Well, keep in mind that anything can be argued before a judge. I'm not a lawyer, and there are no guarantees about what someone could try to charge you with. But, considering that disclaimer, I think you were just fine.
Common carriage is a term used to describe a process whereby you transport people or property for hire AND you express a willingness to do it for more than a very small group (one company for example). The grayest part of this rule is the "willingness" part, but I don't think that even applies in your case. As you know, common carriage is not permitted under part 91, and I guess your concern is whether or not what you were doing was common carriage.
But think about it; common carriage requires carriage. You weren't carrying people, you weren't carrying property, and it sounds like you weren't even landing at a different airport than your point of departure.
If you were running back and forth between different airports carrying engineers from more than one company on demand, or if you were hauling broken parts for several different companies, that could be common carriage.

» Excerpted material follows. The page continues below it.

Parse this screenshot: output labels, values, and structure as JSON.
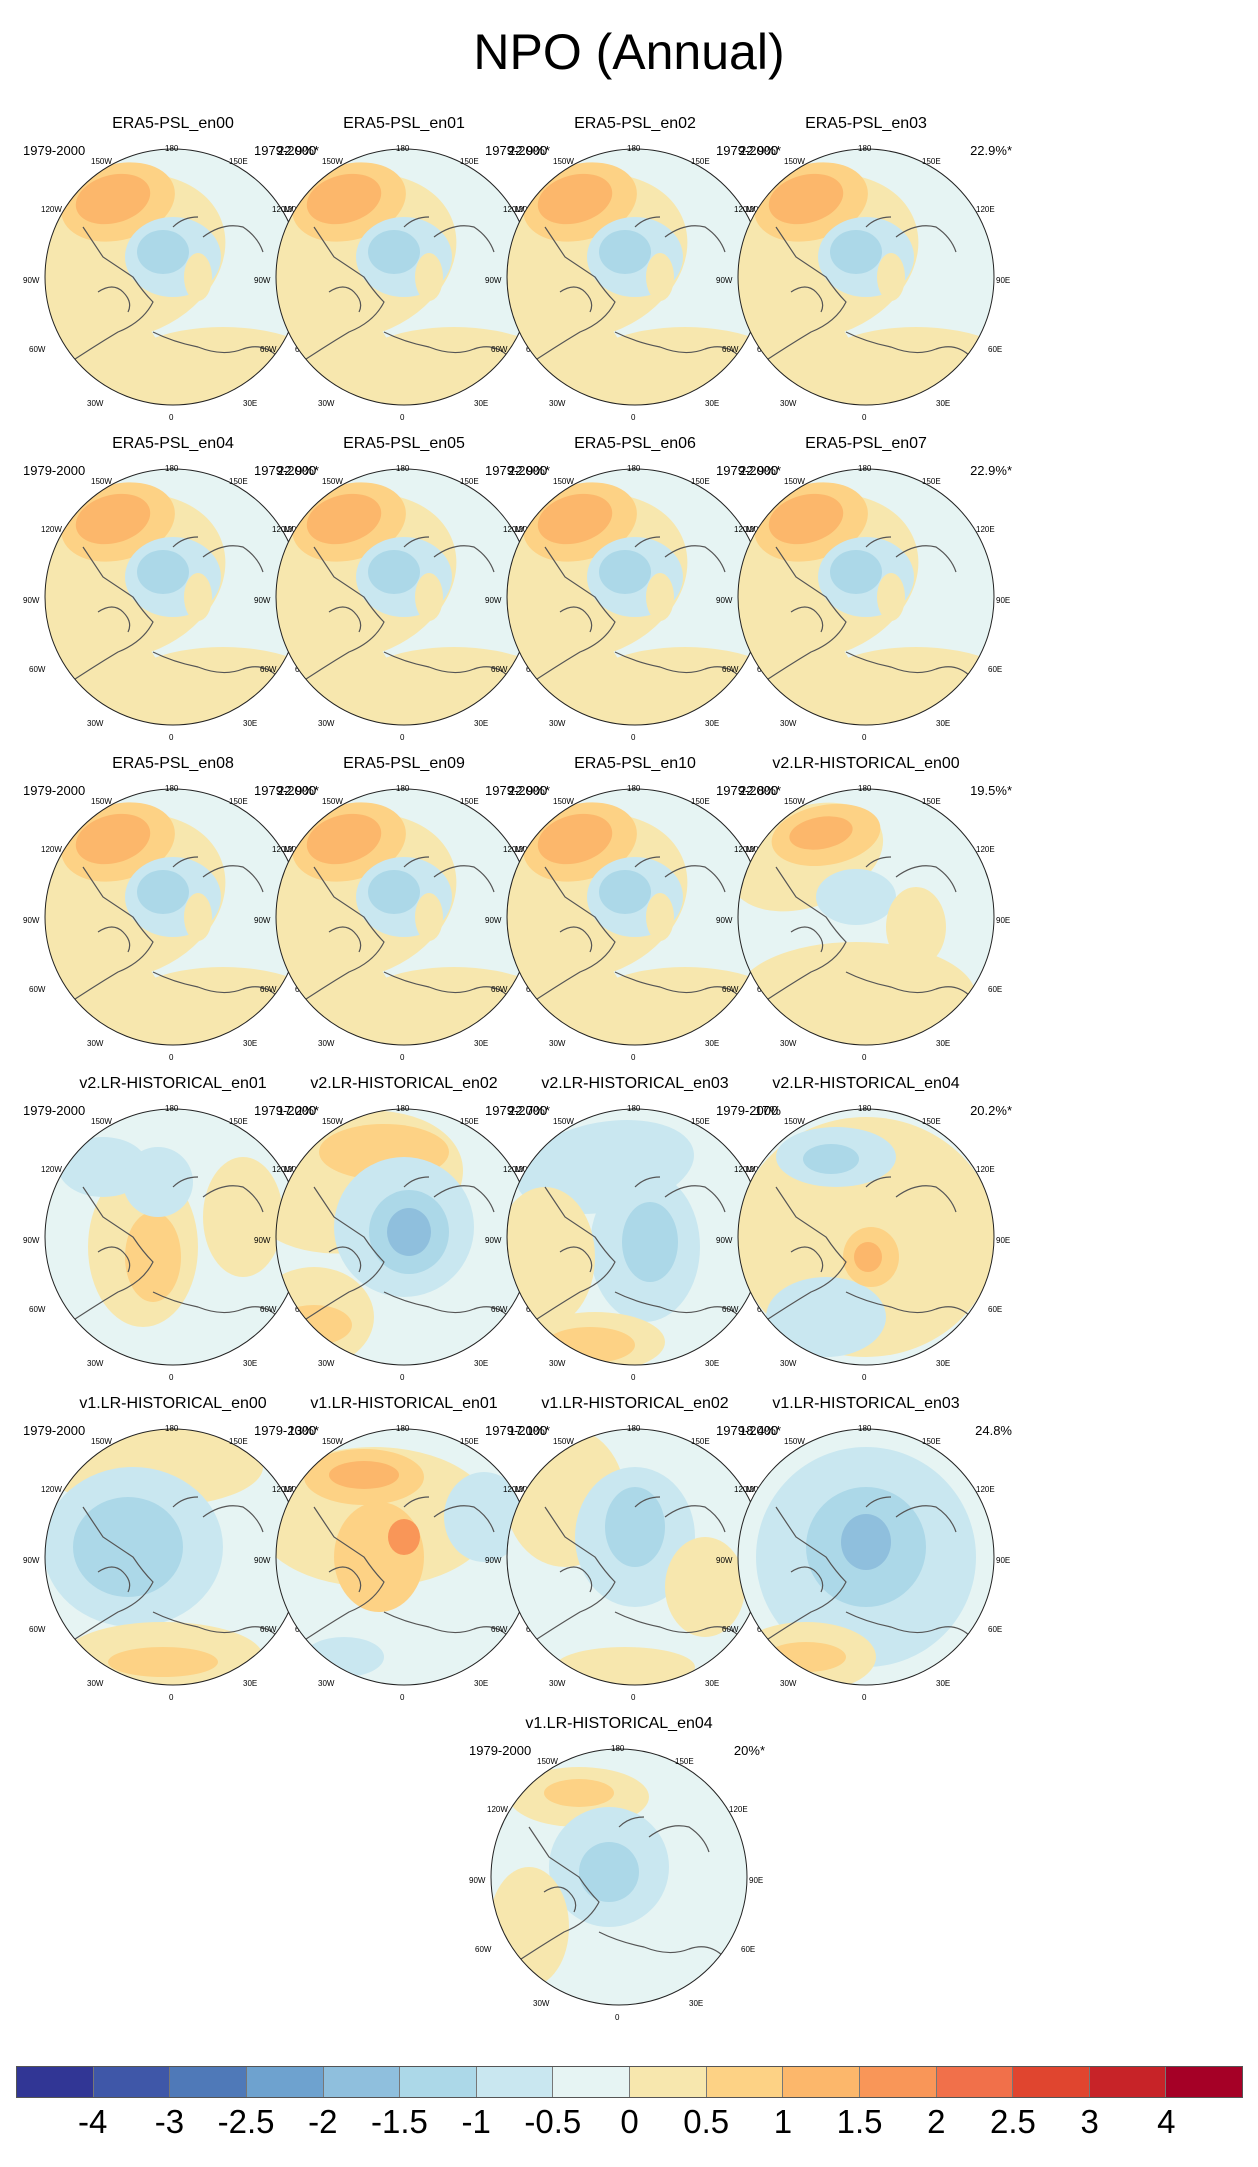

You could have even gone so far as to have carried people or parts etc under part 91 as long as it was for just one company and still been perfectly legal- though it is not too common to see a cessna as the biggest part of a corporate flight department, that is exactly what you could have called it. But, it doesn't sound like you were even doing that.
If all you were doing was taking off from one airport, flying circles to relay, then landing at the same airport, I can't see that anyone could possibly have a case against you. I consider myself pretty cautious when it comes to interpretation of common carriage rules, and I would not hesitate at all to do what you are describing, at least from a CoMyA standpoint.